- Interactive map of Hatkhola
- Country: India
- State: West Bengal
- District: Nadia
- Subdivision: Chapra

Area
- • Total: 6.02 km^{2} (2.32 sq mi)

Population (2011)
- • Total: 7,164
- • Density: 1,190/km^{2} (3,080/sq mi)
- Time zone: UTC+5:30 (IST)

= Hatkhola =

Village in West Bengal, India

Hatkhola is a village located in the Chapra subdivision of Nadia district, in the state of West Bengal, India. It is situated approximately 9.2 km from the sub-district headquarters at Bangaljhi and 27 km from the district headquarters at Krishnanagar.

== Geography ==
Hatkhola covers a total area of 602.49 hectares. The village is part of the Chapra community development block and serves as a gram panchayat.

== Demographics ==
According to the 2011 Census of India, Hatkhola has a total population of 7,164, with 3,738 males and 3,426 females. The literacy rate of the village stands at 57.22%, with male literacy at 58.88% and female literacy at 55.40%.

== Economy ==
The nearest town for major economic activities is Krishnanagar, located approximately 10 km away.
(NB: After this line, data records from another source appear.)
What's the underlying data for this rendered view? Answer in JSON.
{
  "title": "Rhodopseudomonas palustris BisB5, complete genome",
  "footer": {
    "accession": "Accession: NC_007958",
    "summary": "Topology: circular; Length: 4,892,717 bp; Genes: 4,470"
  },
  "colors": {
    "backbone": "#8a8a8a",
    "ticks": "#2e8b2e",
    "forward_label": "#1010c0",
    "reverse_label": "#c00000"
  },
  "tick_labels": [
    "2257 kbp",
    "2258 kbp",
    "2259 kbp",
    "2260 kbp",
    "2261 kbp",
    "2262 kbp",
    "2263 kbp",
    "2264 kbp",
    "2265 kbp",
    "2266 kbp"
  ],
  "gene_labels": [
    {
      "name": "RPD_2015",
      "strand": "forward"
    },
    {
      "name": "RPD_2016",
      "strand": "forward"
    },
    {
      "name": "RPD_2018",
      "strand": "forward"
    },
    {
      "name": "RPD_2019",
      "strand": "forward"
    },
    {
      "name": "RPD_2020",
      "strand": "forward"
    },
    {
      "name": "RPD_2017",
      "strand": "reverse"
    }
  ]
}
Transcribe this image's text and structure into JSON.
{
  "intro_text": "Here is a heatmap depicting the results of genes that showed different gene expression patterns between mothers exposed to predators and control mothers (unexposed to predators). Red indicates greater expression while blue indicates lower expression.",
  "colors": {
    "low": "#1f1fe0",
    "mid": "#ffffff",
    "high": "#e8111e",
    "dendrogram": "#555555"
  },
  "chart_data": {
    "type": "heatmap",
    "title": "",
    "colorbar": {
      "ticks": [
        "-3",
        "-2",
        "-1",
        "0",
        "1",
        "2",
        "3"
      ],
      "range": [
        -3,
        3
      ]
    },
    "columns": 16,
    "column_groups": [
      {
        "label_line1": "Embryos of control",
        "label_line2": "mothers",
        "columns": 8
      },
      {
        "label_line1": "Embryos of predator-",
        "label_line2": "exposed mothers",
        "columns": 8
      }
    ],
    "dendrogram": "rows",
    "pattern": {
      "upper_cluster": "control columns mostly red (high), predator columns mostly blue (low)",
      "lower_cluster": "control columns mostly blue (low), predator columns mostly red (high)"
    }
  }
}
The village has access to public and private bus services, as well as a railway station within a 10 km radius.

== Administration ==
Hatkhola functions as a gram panchayat within the Chapra block. It is governed under the Nadia district administration. It was the home to the Hatkhola royal family of Raja Manik Ram Basu who was also one of the wealthiest Zamindars in Manikganj. Manikganj is said to have been named after him. Hatkhola is also famous for the Andul Dutta Chaudhury Family.